Originally posted by lostinspace
The story of their mutilations is told in the brahmana. The gods wanted to start consuming their sacrifice. When they offered the first portion to Savitr, it cut off his hands. Then the gods offered it to Bhaga. It ruined his eyes so that he became blind. Then the gods offered it to Pushan. It knocked his teeth out.
Savitr is a deity whose name primarily denote an agent, in the form of a noun derived from a root with the agent suffix -tr.
Election Day in the United States is the day set by law for the general elections of public officials. It occurs on the Tuesday after the first Monday in November…For federal offices (President, Vice President, and United States Congress), Election Day occurs only in even-numbered years. Presidential elections are held every four years, in years divisible by four, in which electors for President and Vice President are chosen according to the method determined by each state. Elections to the United States House of Representatives and the United States Senate are held every two years;
The English name is derived from Old English Tiwesdæg and Middle English Tewesday, meaning "Tīw's Day", the day of Tiw or Týr, the god of single combat, victory and heroic glory in Norse mythology. Tiw was equated with Mars in the interpretatio romana, and the name of the day is a translation of Latin dies Martis.

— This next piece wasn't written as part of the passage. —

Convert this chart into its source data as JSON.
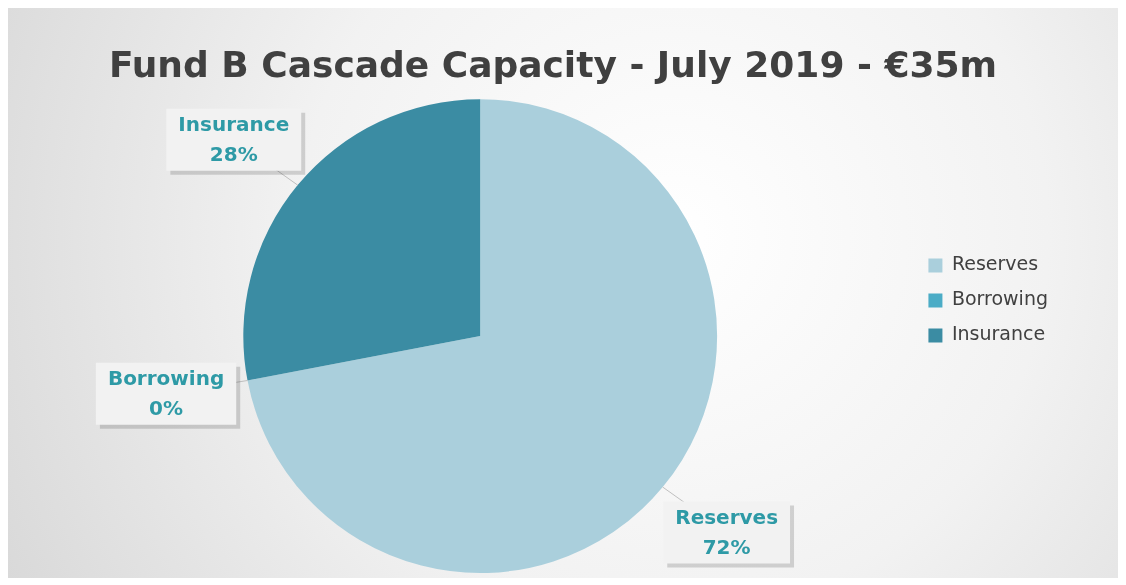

The name Tuesday derives from the Old English "Tiwesdæg" and literally means "Tiw's Day". Tiw is the Old English form of the Proto-Germanic god *Tîwaz, or Týr in Norse, a god of war and law.
In 1845, the United States was largely an agrarian society. Farmers often needed a full day to travel by horse-drawn vehicles to the county seat to vote. Tuesday was established as election day because it did not interfere with the Biblical Sabbath or with market day, which was on Wednesday in many towns.

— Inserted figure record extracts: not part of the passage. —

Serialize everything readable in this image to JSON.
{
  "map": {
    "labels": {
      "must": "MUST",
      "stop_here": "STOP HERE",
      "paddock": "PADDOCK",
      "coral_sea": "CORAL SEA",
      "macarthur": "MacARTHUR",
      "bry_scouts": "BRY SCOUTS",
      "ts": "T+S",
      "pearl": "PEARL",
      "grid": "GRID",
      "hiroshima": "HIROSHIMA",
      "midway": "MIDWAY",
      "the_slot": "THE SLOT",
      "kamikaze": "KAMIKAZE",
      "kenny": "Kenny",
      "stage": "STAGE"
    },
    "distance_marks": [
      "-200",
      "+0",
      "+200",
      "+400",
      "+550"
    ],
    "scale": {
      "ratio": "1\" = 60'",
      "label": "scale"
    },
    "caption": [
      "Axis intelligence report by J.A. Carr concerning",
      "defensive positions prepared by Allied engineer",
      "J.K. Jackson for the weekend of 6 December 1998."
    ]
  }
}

Originally posted by StareDad
Anyone made a connection to the latest "the amazing spider man" movie?
Dr. Connors after he regrows his arm:
Although people often say that lizards can regenerate, it is not quite the case. Lizards will often shed their tails to escape a predator. The tail will regrow, but it will not be a perfect replacement of the original, and if a lizard loses a leg it will never regrow.

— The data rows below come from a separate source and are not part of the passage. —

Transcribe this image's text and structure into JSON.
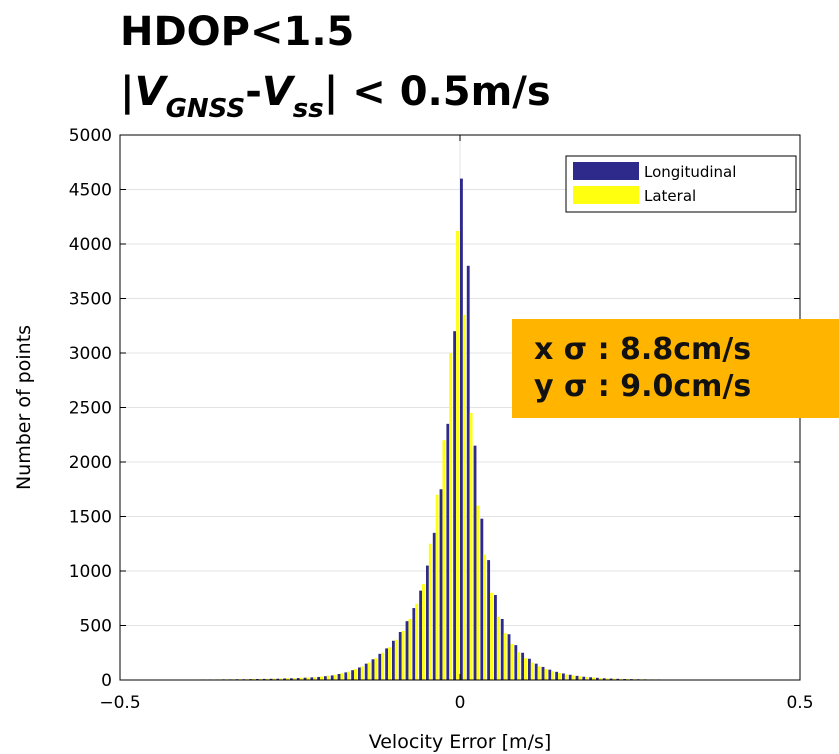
{
  "title_line1": "HDOP<1.5",
  "title_line2": {
    "prefix": "|",
    "v1": "V",
    "sub1": "GNSS",
    "dash": "-",
    "v2": "V",
    "sub2": "ss",
    "suffix": "| < 0.5m/s"
  },
  "stats": {
    "x_sigma": "x σ : 8.8cm/s",
    "y_sigma": "y σ : 9.0cm/s"
  },
  "colors": {
    "longitudinal": "#2e2a8c",
    "lateral": "#ffff10",
    "stats_background": "#ffb400"
  },
  "chart_data": {
    "type": "bar",
    "xlabel": "Velocity Error [m/s]",
    "ylabel": "Number of points",
    "xlim": [
      -0.5,
      0.5
    ],
    "ylim": [
      0,
      5000
    ],
    "xticks": [
      "−0.5",
      "0",
      "0.5"
    ],
    "yticks": [
      "0",
      "500",
      "1000",
      "1500",
      "2000",
      "2500",
      "3000",
      "3500",
      "4000",
      "4500",
      "5000"
    ],
    "grid": true,
    "legend_position": "top-right",
    "bin_width": 0.01,
    "x": [
      -0.5,
      -0.49,
      -0.48,
      -0.47,
      -0.46,
      -0.45,
      -0.44,
      -0.43,
      -0.42,
      -0.41,
      -0.4,
      -0.39,
      -0.38,
      -0.37,
      -0.36,
      -0.35,
      -0.34,
      -0.33,
      -0.32,
      -0.31,
      -0.3,
      -0.29,
      -0.28,
      -0.27,
      -0.26,
      -0.25,
      -0.24,
      -0.23,
      -0.22,
      -0.21,
      -0.2,
      -0.19,
      -0.18,
      -0.17,
      -0.16,
      -0.15,
      -0.14,
      -0.13,
      -0.12,
      -0.11,
      -0.1,
      -0.09,
      -0.08,
      -0.07,
      -0.06,
      -0.05,
      -0.04,
      -0.03,
      -0.02,
      -0.01,
      0.0,
      0.01,
      0.02,
      0.03,
      0.04,
      0.05,
      0.06,
      0.07,
      0.08,
      0.09,
      0.1,
      0.11,
      0.12,
      0.13,
      0.14,
      0.15,
      0.16,
      0.17,
      0.18,
      0.19,
      0.2,
      0.21,
      0.22,
      0.23,
      0.24,
      0.25,
      0.26,
      0.27,
      0.28,
      0.29,
      0.3,
      0.31,
      0.32,
      0.33,
      0.34,
      0.35,
      0.36,
      0.37,
      0.38,
      0.39,
      0.4,
      0.41,
      0.42,
      0.43,
      0.44,
      0.45,
      0.46,
      0.47,
      0.48,
      0.49
    ],
    "series": [
      {
        "name": "Longitudinal",
        "values": [
          2,
          2,
          2,
          2,
          3,
          3,
          3,
          3,
          3,
          4,
          4,
          4,
          5,
          5,
          5,
          6,
          6,
          7,
          7,
          8,
          9,
          10,
          11,
          12,
          14,
          16,
          18,
          21,
          24,
          28,
          35,
          42,
          55,
          70,
          90,
          115,
          150,
          190,
          240,
          290,
          360,
          440,
          540,
          660,
          820,
          1050,
          1350,
          1750,
          2350,
          3200,
          4600,
          3800,
          2150,
          1480,
          1100,
          780,
          560,
          420,
          320,
          250,
          195,
          150,
          120,
          95,
          75,
          60,
          48,
          38,
          30,
          25,
          20,
          16,
          13,
          11,
          9,
          8,
          7,
          6,
          5,
          5,
          4,
          4,
          4,
          3,
          3,
          3,
          3,
          2,
          2,
          2,
          2,
          2,
          2,
          2,
          2,
          2,
          2,
          2,
          2,
          2
        ]
      },
      {
        "name": "Lateral",
        "values": [
          2,
          2,
          2,
          2,
          3,
          3,
          3,
          3,
          4,
          4,
          4,
          5,
          5,
          5,
          6,
          6,
          7,
          7,
          8,
          9,
          10,
          11,
          12,
          14,
          16,
          18,
          21,
          24,
          28,
          32,
          40,
          48,
          62,
          78,
          100,
          125,
          160,
          200,
          250,
          300,
          370,
          450,
          560,
          700,
          880,
          1250,
          1700,
          2200,
          3000,
          4120,
          3350,
          2450,
          1600,
          1150,
          800,
          580,
          430,
          330,
          255,
          200,
          160,
          125,
          100,
          80,
          64,
          52,
          42,
          34,
          28,
          23,
          19,
          15,
          12,
          10,
          9,
          8,
          7,
          6,
          5,
          5,
          4,
          4,
          4,
          3,
          3,
          3,
          3,
          2,
          2,
          2,
          2,
          2,
          2,
          2,
          2,
          2,
          2,
          2,
          2,
          2
        ]
      }
    ]
  }
}
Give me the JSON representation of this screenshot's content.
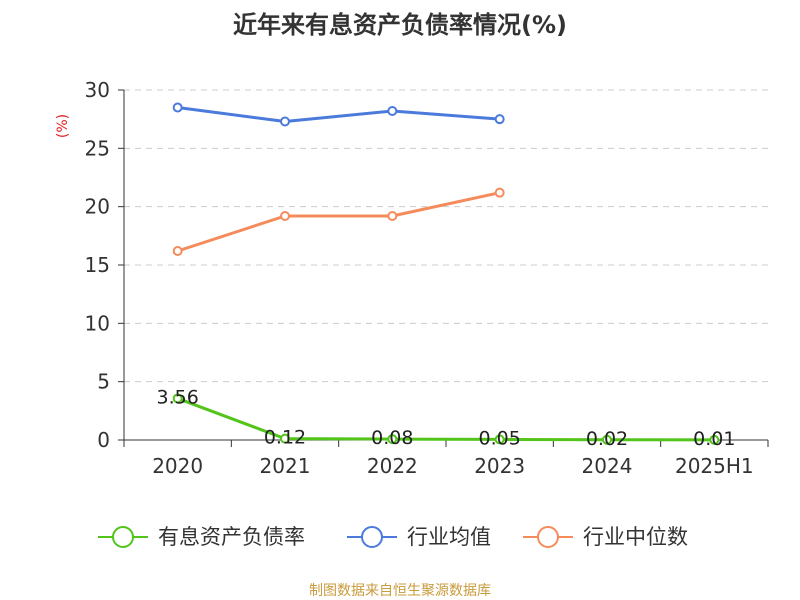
{
  "chart_data": {
    "type": "line",
    "title": "近年来有息资产负债率情况(%)",
    "ylabel": "(%)",
    "xlabel": "",
    "categories": [
      "2020",
      "2021",
      "2022",
      "2023",
      "2024",
      "2025H1"
    ],
    "ylim": [
      0,
      30
    ],
    "yticks": [
      0,
      5,
      10,
      15,
      20,
      25,
      30
    ],
    "grid": true,
    "legend_position": "bottom",
    "series": [
      {
        "name": "有息资产负债率",
        "color": "#52c41a",
        "values": [
          3.56,
          0.12,
          0.08,
          0.05,
          0.02,
          0.01
        ],
        "labels": [
          "3.56",
          "0.12",
          "0.08",
          "0.05",
          "0.02",
          "0.01"
        ]
      },
      {
        "name": "行业均值",
        "color": "#4a7bdc",
        "values": [
          28.5,
          27.3,
          28.2,
          27.5,
          null,
          null
        ]
      },
      {
        "name": "行业中位数",
        "color": "#f58b5b",
        "values": [
          16.2,
          19.2,
          19.2,
          21.2,
          null,
          null
        ]
      }
    ]
  },
  "source": "制图数据来自恒生聚源数据库"
}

Originally posted by lostinspace
Nuada Airgetlam, king of Tuatha De Danann received a flesh and blood hand from someone named Miach. This Irish character, named Miach, had the ability to heal himself whenever he was dealt a blow. Maybe Nuada and Miach were reptilian overlords who were able to regrow limbs.
The healing lasted three times three nights and days. "Joint to joint of it, and sinew to sinew," Miach chanted, among other things, and bandaged Nuadu's arm and hand to his middle for the first seventy two hours, and the arm was entirely covered with skin. "Muscle to muscle of it, and vessel to vessel," sang he, binding the king's arm and hand to his chest for the next seventy-two hours, and everything that had been silver was now flesh, nerve, tendon and bone of it. "Strength to strength of it, and habit to habit," chanted Miach, showing Nuadu the exercises to teach his new arm how to act just like the old one. By the end of that seventy-two hours Nuadu was delighted to have a well muscled and coordinated arm, needing only a bit of sun to look just like the other one. His young healer found it hard to join the celebration, however, for he knew word would soon reach his father's ears.